Mr. Sushil Kumar, learned senior counsel appearing for the respondents however supported the finding of the High Court in regard to the time of the incident. He submitted that from the medical evidence it is quite clear that the victims had not answered the call of nature therefore the incident in question could not have occurred as late as 9.30 a.m. therefore it should be presumed that the incident must have occurred before they had an opportunity to answer the call of nature which normally is very early in the morning. He contended that it is clear from the material on record that the complaint was drafted after due deliberations and after the Police arrived in the village based on suspicion and proven enmity which is clear from the fact that a large number of innocent members of the accused's family were roped in as accused in the case, even though some of them were not the residents of the village.

From the judgments of the courts below we notice that while the Sessions Court accepted the prosecution evidence that the incident in question had occurred at 9.30 a.m. on 20.2.1982, the High Court did not accept this evidence as to the time of occurrence and accepted the defence suggestion that the incident in question must have occurred sometime prior to the day-break. For this reason the High Court primarily relied upon its own assessment of the time that might have been taken by PW-2 in covering a distance of 3 miles to reach the Police Station, having to stop for some time at Hargaon for getting the complaint written down by Liyaqat as also the time that the Constable at the Police Station would have taken to register the complaint. The High Court in this process also placed reliance on that piece of medical evidence which showed that the stomach of Nasir and Chheddan contained semi digested food which also, according to it, probabilises the fact that the incident in question must have occurred very early in the morning. From the tenor of discussion on this point by the High Court we notice that the High Court has proceeded more on probabilities than on the evidence on record. In this process it has completely ignored the evidence of PWs.2, 3, 4, 11 and 12 therefore we have with the assistance of learned counsel gone through the evidence of the abovenoted witnesses. PW-2 in his evidence in unequivocal terms has stated at about 9.30 a.m. on the date of the incident he was sitting on a cot near the door and talking to Masoom Ali, PW-4 and Nasir Ahmad, PW-11. He also stated that at that time Mukhtar Ahmad PW-3 and Masroor Ali (not examined) were weaving the carpet around that place, and his deceased son Nasir and his wife Chheddan were sitting inside the house with their son Ishtiyaq when 17 accused persons came, some of whom stayed outside the house and others whom he had named, entered the house and assaulted the deceased and others. He also stated that after the assault the assailants left the house around 10 a.m. While going to the Police Station he stated that he met Liyaqat and got the complaint scribed from said Liyaqat which he carried to the Police Station where the Muharrir registered the said complaint.

He further stated that the I.O. sent him with a Constable to Hargaon hospital and while he was being examined there, PWs.-11, 3 and deceased child Ishtiyaq were also brought to the hospital by another Constable and they were all examined by the doctor at the hospital from about 1 p.m.
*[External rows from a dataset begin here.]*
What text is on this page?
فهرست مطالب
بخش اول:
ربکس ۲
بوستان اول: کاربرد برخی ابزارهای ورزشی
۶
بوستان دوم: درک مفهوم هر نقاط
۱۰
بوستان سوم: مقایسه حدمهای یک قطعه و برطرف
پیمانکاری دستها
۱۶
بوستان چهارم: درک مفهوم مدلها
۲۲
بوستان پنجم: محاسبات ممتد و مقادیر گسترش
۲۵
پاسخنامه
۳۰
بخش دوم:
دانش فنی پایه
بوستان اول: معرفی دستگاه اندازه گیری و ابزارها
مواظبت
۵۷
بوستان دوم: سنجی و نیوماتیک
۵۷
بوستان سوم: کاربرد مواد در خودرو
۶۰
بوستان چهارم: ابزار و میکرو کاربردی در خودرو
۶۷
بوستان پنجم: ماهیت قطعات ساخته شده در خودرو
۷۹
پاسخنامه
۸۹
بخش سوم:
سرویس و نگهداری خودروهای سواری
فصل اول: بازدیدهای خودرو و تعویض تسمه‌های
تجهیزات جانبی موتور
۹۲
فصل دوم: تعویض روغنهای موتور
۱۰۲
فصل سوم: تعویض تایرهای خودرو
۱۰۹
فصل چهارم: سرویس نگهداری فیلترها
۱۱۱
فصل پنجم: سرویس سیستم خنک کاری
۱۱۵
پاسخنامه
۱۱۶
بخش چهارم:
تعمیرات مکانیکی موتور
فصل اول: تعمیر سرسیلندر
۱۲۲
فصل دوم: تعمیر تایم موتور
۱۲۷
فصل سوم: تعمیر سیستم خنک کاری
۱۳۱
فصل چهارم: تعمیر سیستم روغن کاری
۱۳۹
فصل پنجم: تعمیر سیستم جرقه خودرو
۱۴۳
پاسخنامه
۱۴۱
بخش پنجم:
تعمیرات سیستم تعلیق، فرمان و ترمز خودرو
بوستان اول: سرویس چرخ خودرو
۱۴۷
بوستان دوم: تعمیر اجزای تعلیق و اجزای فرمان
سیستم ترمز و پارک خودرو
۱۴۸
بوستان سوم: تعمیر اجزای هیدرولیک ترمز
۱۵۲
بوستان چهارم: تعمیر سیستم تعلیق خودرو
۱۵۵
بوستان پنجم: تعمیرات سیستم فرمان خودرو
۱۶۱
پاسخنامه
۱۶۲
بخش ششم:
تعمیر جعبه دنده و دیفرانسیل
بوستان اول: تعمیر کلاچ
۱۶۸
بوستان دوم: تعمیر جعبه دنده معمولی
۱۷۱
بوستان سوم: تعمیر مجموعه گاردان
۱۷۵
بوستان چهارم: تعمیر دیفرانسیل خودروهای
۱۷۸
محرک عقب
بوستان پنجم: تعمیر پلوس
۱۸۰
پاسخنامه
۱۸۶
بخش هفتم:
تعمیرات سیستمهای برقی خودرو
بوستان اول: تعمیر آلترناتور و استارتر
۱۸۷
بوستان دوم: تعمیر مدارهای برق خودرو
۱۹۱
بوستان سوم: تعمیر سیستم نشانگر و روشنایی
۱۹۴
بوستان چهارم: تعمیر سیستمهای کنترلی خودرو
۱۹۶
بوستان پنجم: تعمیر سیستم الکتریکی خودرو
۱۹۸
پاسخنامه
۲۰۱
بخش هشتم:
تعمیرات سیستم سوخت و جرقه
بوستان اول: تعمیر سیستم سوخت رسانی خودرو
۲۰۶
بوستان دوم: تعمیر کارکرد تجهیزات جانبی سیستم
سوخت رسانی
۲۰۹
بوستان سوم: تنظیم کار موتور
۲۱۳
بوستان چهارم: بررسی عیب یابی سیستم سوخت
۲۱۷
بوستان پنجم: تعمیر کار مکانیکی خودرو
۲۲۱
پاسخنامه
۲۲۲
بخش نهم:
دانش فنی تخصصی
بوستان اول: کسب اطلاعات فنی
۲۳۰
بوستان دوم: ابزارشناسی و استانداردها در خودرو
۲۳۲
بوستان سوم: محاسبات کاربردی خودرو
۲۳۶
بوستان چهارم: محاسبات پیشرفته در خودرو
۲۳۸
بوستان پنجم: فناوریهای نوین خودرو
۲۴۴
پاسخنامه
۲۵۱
Though this witness has been cross-examined at length, except in regard to the factum of Chheddan's death, nothing contradicting his evidence in examination in chief has been elicited by the defence. It is to be noted here that this witness was also injured in the incident in question, therefore, his presence at the time of the incident cannot be disputed. Mukhtar Ahmad, PW-3, who is son of PW- 2 and also an injured witness in his evidence has stated that at 9.30 a.m. while he was weaving durry in the Barotha of his house along with Masroor (not examined) his father PW-2 was talking with PWs.11 and 4 near the door of the house sitting on a cot. At that time the assailants entered the house and attacked the deceased and other witnesses including himself. He stated that his father left for the Police Station after half an hour and the Police came to the house at about 12 p.m. after which he along with other injured persons was taken to the hospital by a Police Constable. His presence in the house also cannot be disputed and the factum that he was weaving durry at the time of the incident is further corroborated by the evidence of PW- 14, I.O. who had noticed half-finished durry at the Barotha of the house when he visited the place. Though searching cross examination was made of this witness, nothing which could create any doubt in his evidence has been brought out by the defence. In the cross examination also he reiterated the incident in question had occurred around 9.30 a.m. and the suggestion put to him that the incident had taken place around 6.30 a.m.

when he had gone outside his house, was denied by this witness.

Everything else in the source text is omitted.